Dr. Matthews and collaborators created the web-based Activities Completed over Time in 24 hours (ACT-24) to estimate total time spent and associated energy expenditure from sleeping, sitting, and engaging in physical activity during the previous day. This tool overcomes the limitations of traditional physical activity questionnaires, which relied on long-term recall to assess habitual behaviors and did not assess the full spectrum of sedentary behaviors.
Amy F. Subar, Ph.D., M.P.H., R.D., of DCCPS, and colleagues developed the Automated Self-Administered 24-Hour Dietary Recall (ASA24) to capture high-quality 24-hour dietary recalls at a lower cost, eliminating the need for highly-trained interviewers, which are expensive and often impractical for large-scale nutrition research.
Mitchell H. Gail, M.D., Ph.D. and Ruth Pfeiffer, Ph.D., senior investigators in the Biostatistics Branch used the NIH-AARP dataset to validate the cancer risk assessment models such as the Colorectal Cancer Risk Assessment Tool (CCRAT) and the Breast Cancer Risk Assessment Tool (BCRAT). Originally, BCRAT was developed with data from the Breast Cancer Detection Demonstration Project and the NCI Surveillance, Epidemiology, and End Results (SEER) from 1983 to 1987. Incidence rates of invasive breast cancer increased during the 1990s and decreased in the early 2000s.
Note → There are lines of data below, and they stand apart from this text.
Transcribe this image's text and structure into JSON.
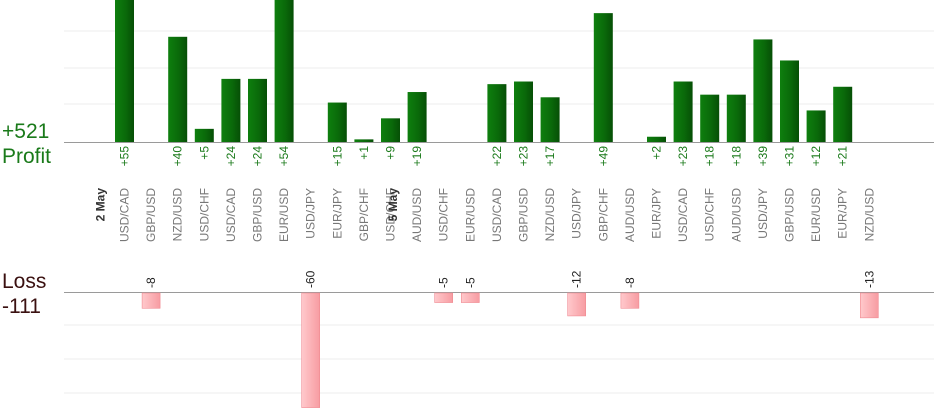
{
  "chart_data": {
    "type": "bar",
    "categories": [
      "USD/CAD",
      "GBP/USD",
      "NZD/USD",
      "USD/CHF",
      "USD/CAD",
      "GBP/USD",
      "EUR/USD",
      "USD/JPY",
      "EUR/JPY",
      "GBP/CHF",
      "USD/CHF",
      "AUD/USD",
      "USD/CHF",
      "EUR/USD",
      "USD/CAD",
      "GBP/USD",
      "NZD/USD",
      "USD/JPY",
      "GBP/CHF",
      "AUD/USD",
      "EUR/JPY",
      "USD/CAD",
      "USD/CHF",
      "AUD/USD",
      "USD/JPY",
      "GBP/USD",
      "EUR/USD",
      "EUR/JPY",
      "NZD/USD"
    ],
    "date_markers": [
      {
        "before_index": 0,
        "label": "2 May"
      },
      {
        "before_index": 11,
        "label": "5 May"
      }
    ],
    "series": [
      {
        "name": "Profit",
        "color": "#0a6e0a",
        "values": [
          55,
          0,
          40,
          5,
          24,
          24,
          54,
          0,
          15,
          1,
          9,
          19,
          0,
          0,
          22,
          23,
          17,
          0,
          49,
          0,
          2,
          23,
          18,
          18,
          39,
          31,
          12,
          21,
          0
        ],
        "labels": [
          "+55",
          "",
          "+40",
          "+5",
          "+24",
          "+24",
          "+54",
          "",
          "+15",
          "+1",
          "+9",
          "+19",
          "",
          "",
          "+22",
          "+23",
          "+17",
          "",
          "+49",
          "",
          "+2",
          "+23",
          "+18",
          "+18",
          "+39",
          "+31",
          "+12",
          "+21",
          ""
        ]
      },
      {
        "name": "Loss",
        "color": "#ffb6b9",
        "values": [
          0,
          -8,
          0,
          0,
          0,
          0,
          0,
          -60,
          0,
          0,
          0,
          0,
          -5,
          -5,
          0,
          0,
          0,
          -12,
          0,
          -8,
          0,
          0,
          0,
          0,
          0,
          0,
          0,
          0,
          -13
        ],
        "labels": [
          "",
          "-8",
          "",
          "",
          "",
          "",
          "",
          "-60",
          "",
          "",
          "",
          "",
          "-5",
          "-5",
          "",
          "",
          "",
          "-12",
          "",
          "-8",
          "",
          "",
          "",
          "",
          "",
          "",
          "",
          "",
          "-13"
        ]
      }
    ],
    "totals": {
      "profit_value": "+521",
      "profit_label": "Profit",
      "loss_label": "Loss",
      "loss_value": "-111"
    },
    "grid": true
  }
}
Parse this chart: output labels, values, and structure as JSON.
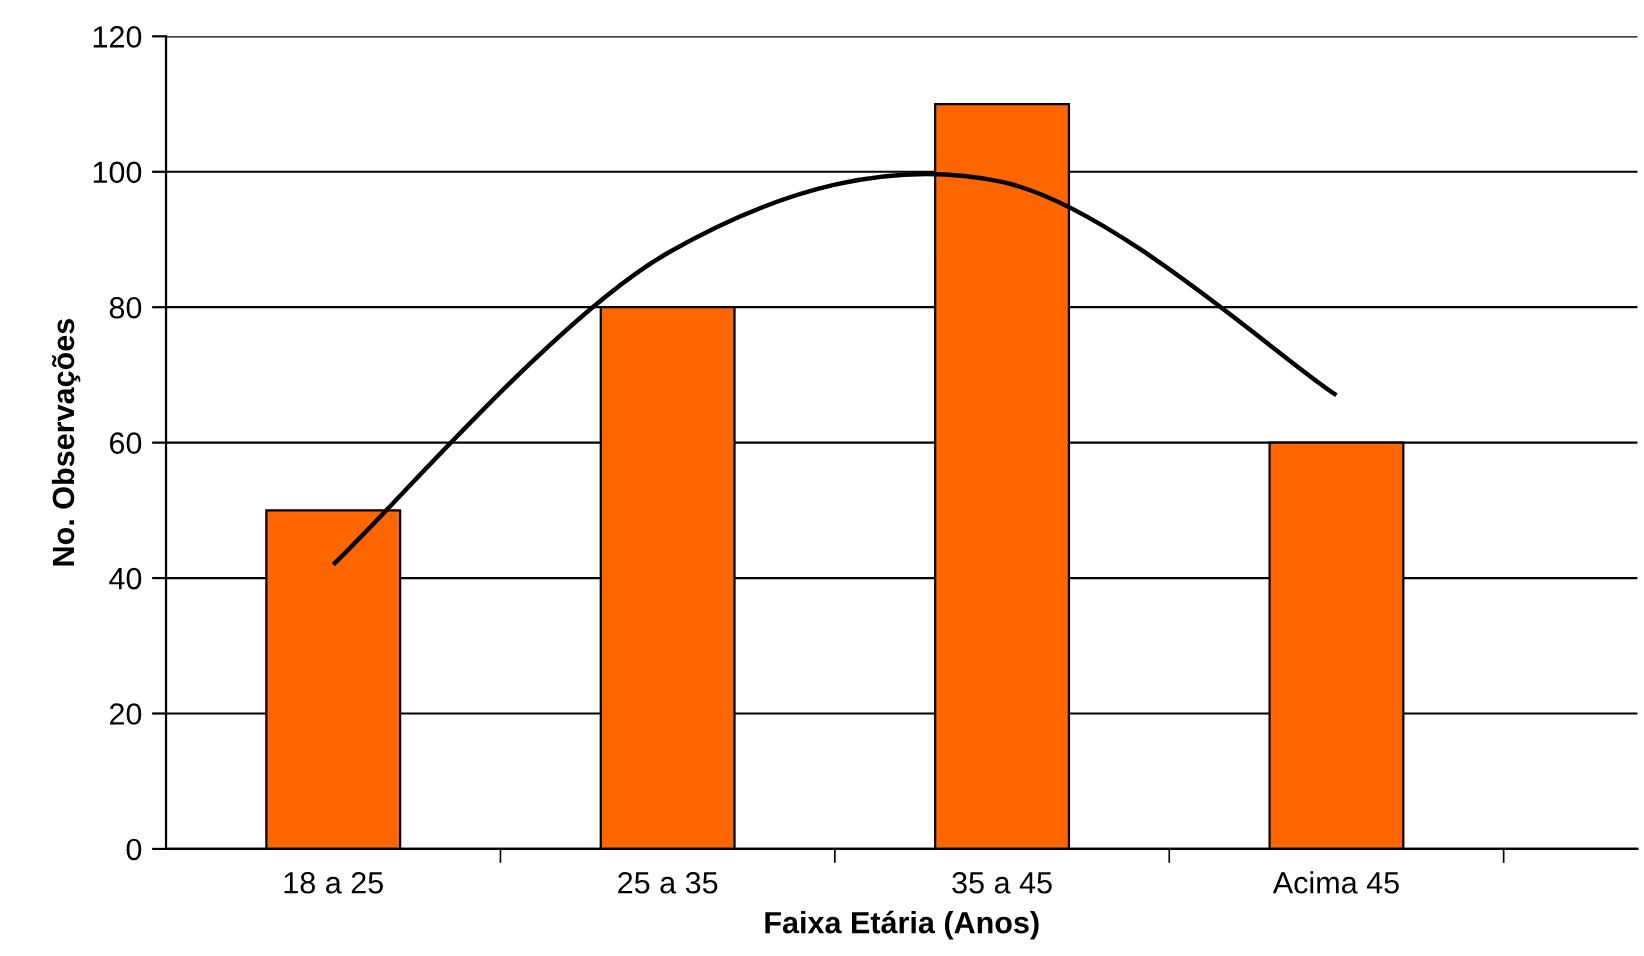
{
  "chart_data": {
    "type": "bar",
    "xlabel": "Faixa Etária (Anos)",
    "ylabel": "No. Observações",
    "categories": [
      "18 a 25",
      "25 a 35",
      "35 a 45",
      "Acima 45"
    ],
    "series": [
      {
        "color": "#ff6600",
        "values": [
          50,
          80,
          110,
          60
        ]
      },
      {
        "type": "line",
        "color": "#000000",
        "values": [
          42,
          88,
          98.5,
          67
        ]
      }
    ],
    "ylim": [
      0,
      120
    ],
    "yticks": [
      0,
      20,
      40,
      60,
      80,
      100,
      120
    ],
    "grid": "y",
    "legend": false
  }
}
In recognizing that rate changes would affect model calibration, in 2010, Dr. Pfeiffer and colleagues evaluated the accuracy of BCRAT with data from the NIH-AARP and Prostate, Lung, Colorectal, Ovarian (PLCO) studies. They found the model underestimated the number of invasive breast cancers among women over the age of 50. Adjustment using recent breast cancer incidence rates from SEER improved its accuracy (Schonfeld SJ et al, J Clin Oncol 2010). Furthermore, the NIH-AARP dataset in combination with PLCO was used to develop a breast, endometrial, and ovarian cancer risk model that included potentially modifiable risk factors, such as body mass index (BMI), alcohol consumption and use of hormone replacement therapy (Pfeiffer RM et al, Plos Medicine 2013).
Looking to the Future
Now that the average NIH-AARP study participant is in their eighties, Christian C. Abnet, Ph.D., M.P.H., Branch Chief and senior investigator of MEB, anticipates that the most recent ascertainment of cancer incidence and mortality, which will provide data through 2018, may be the final linkage update for the study. Dr. Abnet reflected, “Given the study’s tremendous contributions to epidemiology, it is no doubt it will remain a valuable resource for future studies, and analyses of data and biospecimens will continue for many years.”